Member of the Kentucky House of Representatives from the 73rd district
- In office January 1, 2011 – January 1, 2019
- Preceded by: Don Pasley
- Succeeded by: Les Yates

Personal details
- Born: July 18, 1955 (age 71) Lexington, Kentucky
- Party: Republican
- Spouse: Bob Mayfield
- Alma mater: Lexington Community College
- Occupation: Administrative Officer, United States Marshals Service, Ret.

= Donna Mayfield =

American politician

Donna Mayfield (born July 18, 1955) is a former Republican politician who represented district 73 in the Kentucky House of Representatives from 2011 to 2019. She was the first woman elected to represent Clark County in the Kentucky General Assembly. She did not seek reelection in 2018.

==Background==

Donna Mayfield was born in Lexington, Kentucky, where she graduated from Bryan Station High School in 1973 and attended Lexington Community College (now Bluegrass Community and Technical College). She began working at the U.S. Attorney's Office in June 1973, and transferred to the United States Marshals Service in Lexington in June 1975. She worked at the United States Marshals Service until retiring as Administrative Officer in September 2001 and was awarded the U.S. Marshals Service Director's Special Achievement Award in 1987. In 2007 she came out of retirement to work at the Clark County Sheriff's Office in Winchester, Kentucky, where she worked until she was elected as the Kentucky State Representative for Kentucky House District 73.

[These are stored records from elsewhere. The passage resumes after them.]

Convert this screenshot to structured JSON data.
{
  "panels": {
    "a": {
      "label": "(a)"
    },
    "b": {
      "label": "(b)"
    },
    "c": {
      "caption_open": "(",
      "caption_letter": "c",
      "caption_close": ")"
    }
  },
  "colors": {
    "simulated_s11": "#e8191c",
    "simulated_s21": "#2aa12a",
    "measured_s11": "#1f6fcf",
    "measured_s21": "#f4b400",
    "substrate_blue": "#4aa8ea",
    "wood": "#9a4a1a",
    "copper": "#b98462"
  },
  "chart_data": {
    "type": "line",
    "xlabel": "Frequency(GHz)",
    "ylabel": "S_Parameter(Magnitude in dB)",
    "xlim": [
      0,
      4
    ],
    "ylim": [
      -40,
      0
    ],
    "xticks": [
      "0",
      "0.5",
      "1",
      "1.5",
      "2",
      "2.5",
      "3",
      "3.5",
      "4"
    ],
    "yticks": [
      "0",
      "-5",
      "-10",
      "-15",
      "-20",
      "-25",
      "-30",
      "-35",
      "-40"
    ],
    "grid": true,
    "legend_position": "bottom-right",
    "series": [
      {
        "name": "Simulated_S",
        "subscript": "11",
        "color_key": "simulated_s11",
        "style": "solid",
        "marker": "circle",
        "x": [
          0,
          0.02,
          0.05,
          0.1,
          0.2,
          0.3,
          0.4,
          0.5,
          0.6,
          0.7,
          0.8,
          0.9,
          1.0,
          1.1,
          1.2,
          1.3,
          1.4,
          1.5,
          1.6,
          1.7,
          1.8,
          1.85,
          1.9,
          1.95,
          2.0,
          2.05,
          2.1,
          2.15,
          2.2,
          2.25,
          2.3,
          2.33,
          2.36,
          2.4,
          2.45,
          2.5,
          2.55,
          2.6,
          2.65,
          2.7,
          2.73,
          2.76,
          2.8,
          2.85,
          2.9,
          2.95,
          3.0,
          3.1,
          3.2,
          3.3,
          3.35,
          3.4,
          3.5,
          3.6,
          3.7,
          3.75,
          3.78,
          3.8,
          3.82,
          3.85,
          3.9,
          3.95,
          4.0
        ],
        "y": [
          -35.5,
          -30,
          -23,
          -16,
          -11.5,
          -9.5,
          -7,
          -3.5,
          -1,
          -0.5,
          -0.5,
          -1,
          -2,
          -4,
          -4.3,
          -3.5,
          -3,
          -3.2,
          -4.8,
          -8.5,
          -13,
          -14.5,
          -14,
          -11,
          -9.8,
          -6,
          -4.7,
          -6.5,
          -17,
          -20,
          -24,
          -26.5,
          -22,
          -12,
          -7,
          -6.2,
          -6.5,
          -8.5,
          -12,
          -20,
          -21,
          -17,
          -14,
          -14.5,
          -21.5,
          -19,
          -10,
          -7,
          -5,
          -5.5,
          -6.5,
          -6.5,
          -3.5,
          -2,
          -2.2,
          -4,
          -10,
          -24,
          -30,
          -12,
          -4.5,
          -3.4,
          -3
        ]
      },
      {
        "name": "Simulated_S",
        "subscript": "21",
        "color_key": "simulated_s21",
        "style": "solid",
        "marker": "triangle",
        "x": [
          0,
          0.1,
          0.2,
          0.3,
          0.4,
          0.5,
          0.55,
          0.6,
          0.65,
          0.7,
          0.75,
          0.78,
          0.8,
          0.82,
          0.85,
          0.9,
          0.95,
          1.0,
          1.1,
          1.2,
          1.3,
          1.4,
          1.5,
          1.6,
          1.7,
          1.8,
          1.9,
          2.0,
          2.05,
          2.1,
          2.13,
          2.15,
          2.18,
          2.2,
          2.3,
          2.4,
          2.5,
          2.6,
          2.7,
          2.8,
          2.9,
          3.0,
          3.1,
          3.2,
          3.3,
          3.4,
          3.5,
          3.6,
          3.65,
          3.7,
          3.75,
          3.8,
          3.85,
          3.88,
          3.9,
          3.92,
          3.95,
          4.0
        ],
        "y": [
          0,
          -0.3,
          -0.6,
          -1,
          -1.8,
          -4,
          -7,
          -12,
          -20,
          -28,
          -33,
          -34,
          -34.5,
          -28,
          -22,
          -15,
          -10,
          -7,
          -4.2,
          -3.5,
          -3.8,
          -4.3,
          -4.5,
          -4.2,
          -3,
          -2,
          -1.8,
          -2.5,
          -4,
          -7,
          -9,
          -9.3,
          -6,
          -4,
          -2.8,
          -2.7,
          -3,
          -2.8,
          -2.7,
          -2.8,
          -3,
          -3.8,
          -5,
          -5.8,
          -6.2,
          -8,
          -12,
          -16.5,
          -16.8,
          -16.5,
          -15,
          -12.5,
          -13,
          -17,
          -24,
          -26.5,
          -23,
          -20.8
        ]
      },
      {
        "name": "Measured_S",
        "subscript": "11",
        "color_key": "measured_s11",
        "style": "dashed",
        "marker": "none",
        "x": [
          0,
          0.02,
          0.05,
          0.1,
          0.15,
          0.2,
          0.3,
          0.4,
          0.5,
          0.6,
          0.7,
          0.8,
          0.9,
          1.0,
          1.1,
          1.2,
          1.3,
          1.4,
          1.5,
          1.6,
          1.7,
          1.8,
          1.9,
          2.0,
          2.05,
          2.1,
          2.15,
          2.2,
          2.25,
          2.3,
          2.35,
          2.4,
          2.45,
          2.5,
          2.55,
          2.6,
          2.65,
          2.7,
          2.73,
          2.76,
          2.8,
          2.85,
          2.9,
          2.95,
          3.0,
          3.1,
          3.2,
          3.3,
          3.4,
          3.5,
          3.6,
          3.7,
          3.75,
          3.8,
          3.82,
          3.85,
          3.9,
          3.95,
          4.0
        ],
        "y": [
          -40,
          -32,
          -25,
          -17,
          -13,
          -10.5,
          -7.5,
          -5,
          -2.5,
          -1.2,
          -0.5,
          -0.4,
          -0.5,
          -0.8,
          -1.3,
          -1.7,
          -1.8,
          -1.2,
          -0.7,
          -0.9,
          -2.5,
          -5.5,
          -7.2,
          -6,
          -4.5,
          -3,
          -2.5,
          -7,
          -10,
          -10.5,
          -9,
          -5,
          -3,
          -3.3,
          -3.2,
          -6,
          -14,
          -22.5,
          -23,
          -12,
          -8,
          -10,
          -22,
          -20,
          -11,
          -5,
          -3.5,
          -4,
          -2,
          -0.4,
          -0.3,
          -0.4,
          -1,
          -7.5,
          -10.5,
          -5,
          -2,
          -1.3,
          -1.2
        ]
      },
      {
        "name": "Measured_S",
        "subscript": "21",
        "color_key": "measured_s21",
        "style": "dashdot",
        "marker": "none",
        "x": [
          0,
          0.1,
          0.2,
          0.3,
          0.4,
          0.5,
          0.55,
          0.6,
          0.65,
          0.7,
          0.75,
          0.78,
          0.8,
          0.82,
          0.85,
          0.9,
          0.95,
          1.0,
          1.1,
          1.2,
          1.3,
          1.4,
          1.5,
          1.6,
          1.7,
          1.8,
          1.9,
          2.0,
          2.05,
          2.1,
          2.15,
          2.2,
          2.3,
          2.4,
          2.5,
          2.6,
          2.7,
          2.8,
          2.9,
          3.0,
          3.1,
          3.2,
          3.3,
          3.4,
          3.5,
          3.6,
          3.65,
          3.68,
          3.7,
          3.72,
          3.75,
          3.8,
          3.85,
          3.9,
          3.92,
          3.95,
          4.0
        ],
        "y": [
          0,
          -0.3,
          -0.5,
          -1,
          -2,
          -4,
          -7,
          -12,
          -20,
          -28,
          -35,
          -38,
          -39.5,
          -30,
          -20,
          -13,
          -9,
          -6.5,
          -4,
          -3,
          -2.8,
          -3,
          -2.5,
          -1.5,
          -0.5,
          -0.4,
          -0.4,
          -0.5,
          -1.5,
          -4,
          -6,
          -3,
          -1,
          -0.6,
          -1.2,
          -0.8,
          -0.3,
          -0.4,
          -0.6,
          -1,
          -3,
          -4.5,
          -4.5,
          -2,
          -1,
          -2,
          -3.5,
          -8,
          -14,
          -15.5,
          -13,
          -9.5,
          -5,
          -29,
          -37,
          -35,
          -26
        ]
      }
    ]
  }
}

Mayfield is a member of Calvary Christian Church and the Winchester Chamber of Commerce.

==Political career==

===2010 election===

In January 2010, first-time candidate Donna Mayfield announced that she would run for the Kentucky House of Representatives for the 73rd House District. At the time, the district was represented by four-term incumbent State Representative Don Pasley (D-Clark).

Both candidates were uncontested in the May primary races for their respective party nominations.

As the general election approached, both parties expected the political environment to be more favorable to the Republican candidates. Yet as late as October 20, 2010, the Richmond Register stated that incumbent Don Pasley as favored to win re-election, and Kentucky House Speaker Greg Stumbo did not list Pasley as a candidate he believed was among those Democrats especially targeted by Republicans as vulnerable. Kentucky House Minority Leader Jeff Hoover did note that Mayfield was "turning out to be a good campaigner." So it was considered an upset when Mayfield won the general election on November 2, 2010, garnering 53.11% to Pasley's 46.89% of the vote. The 73rd District includes all of Clark County and part of Madison County, making Mayfield the first female state legislator elected to represent Clark County.

In January 2011, Mayfield was sworn into office and appointed to serve on the House Committees on Education, Transportation, and Economic Development, and Interim Subcommittee on Postsecondary Education.

===2012 election===

Donna Mayfield ran for reelection to the Kentucky House of Representatives for the 73rd House District. She faced Democratic challenger JoEllen Reed in the General Election in November. Both candidates were uncontested in the May primary races for their respective party nominations.

===Animal protection===
In 2015, Mayfield came under fire for tacking an unrelated amendment requiring fetal ultrasounds onto KY HB 177, a bill designed to assure that animals in Kentucky have adequate shelter. Kentucky has been rated the worst state for animal protection for seven years in a row, and is projected to 'win' this rating for year eight.